This repository contains the official PyTorch implementation of our approach for Task 2a (bilateral hippocampus segmentation) and Task 2b (bilateral basal ganglia segmentation) of the LISA 2025 Challenge on ultra-low-field pediatric brain MRI.
Low-field MRI offers a portable, cost-effective alternative to conventional high-field scanners but suffers from reduced signal-to-noise ratio and spatial inhomogeneity, which compromise the accuracy and consistency of automated brain structure segmentation. In this work, we introduce atlas-augmented deep learning models that integrate probabilistic anatomical priors to enhance the delineation of pediatric hippocampus and basal ganglia in ultra-low-field MRI (0.064 T).

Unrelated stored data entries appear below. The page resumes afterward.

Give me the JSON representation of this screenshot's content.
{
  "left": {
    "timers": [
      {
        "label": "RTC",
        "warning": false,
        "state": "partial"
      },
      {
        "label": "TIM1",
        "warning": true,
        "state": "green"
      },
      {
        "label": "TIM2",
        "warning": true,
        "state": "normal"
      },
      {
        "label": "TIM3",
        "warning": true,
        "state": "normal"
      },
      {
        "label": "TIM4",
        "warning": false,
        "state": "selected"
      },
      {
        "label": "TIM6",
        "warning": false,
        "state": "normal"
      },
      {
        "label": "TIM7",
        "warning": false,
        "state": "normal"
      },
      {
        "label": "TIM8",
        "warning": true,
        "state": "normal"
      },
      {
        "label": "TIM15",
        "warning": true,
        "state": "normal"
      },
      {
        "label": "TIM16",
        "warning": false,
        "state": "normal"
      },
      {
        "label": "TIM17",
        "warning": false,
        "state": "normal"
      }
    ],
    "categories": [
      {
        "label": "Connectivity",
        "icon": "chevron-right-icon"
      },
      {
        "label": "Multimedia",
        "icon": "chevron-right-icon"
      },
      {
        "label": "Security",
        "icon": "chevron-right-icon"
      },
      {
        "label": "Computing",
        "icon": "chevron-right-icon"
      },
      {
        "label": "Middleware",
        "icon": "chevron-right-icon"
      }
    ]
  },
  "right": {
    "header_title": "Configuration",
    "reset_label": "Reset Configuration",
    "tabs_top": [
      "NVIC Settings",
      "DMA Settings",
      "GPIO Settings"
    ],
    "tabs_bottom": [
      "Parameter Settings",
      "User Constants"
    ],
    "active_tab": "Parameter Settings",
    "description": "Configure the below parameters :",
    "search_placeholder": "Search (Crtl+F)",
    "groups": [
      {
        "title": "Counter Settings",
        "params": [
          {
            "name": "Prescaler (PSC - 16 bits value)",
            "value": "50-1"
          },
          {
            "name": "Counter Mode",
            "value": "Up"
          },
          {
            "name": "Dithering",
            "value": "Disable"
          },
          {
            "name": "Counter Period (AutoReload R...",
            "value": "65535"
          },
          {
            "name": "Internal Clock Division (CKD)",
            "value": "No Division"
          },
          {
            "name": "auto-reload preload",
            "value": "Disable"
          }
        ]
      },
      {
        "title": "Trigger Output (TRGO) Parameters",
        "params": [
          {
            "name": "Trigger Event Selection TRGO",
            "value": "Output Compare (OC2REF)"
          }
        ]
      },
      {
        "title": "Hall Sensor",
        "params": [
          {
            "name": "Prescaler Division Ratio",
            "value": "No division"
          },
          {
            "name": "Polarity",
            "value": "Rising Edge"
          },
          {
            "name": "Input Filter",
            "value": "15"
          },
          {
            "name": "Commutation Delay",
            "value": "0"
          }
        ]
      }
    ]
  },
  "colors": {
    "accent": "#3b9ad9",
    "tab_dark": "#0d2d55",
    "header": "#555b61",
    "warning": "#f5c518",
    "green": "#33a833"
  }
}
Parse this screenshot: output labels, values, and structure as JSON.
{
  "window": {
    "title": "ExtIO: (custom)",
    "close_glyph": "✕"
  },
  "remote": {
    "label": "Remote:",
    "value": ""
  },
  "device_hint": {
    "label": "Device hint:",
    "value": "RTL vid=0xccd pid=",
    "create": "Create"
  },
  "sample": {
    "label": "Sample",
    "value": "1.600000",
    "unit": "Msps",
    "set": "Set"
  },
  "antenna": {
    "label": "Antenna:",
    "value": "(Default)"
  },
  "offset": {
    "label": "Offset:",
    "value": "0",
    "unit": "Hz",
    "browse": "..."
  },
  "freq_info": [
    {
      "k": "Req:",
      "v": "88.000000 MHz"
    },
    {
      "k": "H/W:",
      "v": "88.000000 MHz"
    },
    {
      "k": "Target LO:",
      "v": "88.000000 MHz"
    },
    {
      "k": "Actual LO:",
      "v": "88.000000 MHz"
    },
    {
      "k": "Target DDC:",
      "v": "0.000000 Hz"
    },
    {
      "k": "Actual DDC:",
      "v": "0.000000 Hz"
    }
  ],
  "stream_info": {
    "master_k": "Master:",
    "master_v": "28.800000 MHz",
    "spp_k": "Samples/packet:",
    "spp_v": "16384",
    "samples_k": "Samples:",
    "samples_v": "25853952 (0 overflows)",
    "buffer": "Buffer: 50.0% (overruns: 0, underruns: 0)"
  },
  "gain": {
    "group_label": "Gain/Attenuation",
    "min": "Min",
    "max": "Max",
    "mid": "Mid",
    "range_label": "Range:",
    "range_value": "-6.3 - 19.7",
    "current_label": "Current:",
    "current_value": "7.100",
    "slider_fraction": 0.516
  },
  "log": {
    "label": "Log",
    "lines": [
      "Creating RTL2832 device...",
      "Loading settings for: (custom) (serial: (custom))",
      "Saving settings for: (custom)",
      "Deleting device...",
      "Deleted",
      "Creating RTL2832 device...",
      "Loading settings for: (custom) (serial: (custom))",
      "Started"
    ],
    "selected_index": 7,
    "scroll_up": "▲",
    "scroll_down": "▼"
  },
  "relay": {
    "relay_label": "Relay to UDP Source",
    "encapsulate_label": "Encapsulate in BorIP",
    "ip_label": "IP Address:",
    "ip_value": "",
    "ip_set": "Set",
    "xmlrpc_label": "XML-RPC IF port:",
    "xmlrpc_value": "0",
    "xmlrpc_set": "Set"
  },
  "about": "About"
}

We evaluate seven pipelines on the LISA 2025 dataset (79 T2-weighted scans): baseline VNet, nnU-Net, and MedSAM2 variants (2D and 3D decoders), as well as atlas-augmented VNet, atlas-augmented nnU-Net, and atlas-augmented MedSAM2-3D. For VNet and MedSAM2-3D, probabilistic maps from the Pauli and Harvard-Oxford atlases are encoded and fused with intermediate feature maps, while nnU-Net ingests priors as additional input channels. Baseline nnU-Net attains mean DSCs of 0.71 for hippocampus and 0.86 for basal ganglia; atlas augmentation yields modest hippocampal gains (HD95 $\downarrow$0.05, ASSD $\downarrow$0.06) and more pronounced improvements in basal ganglia segmentation, reflecting richer prior information for larger structures. VNet and MedSAM2 variants exhibit limited hippocampal benefit, highlighting the strength of nnU-Net's adaptive framework. Our findings establish atlas-augmented nnU-Net as a new benchmark for robust segmentation in resource-constrained, low-field imaging environments.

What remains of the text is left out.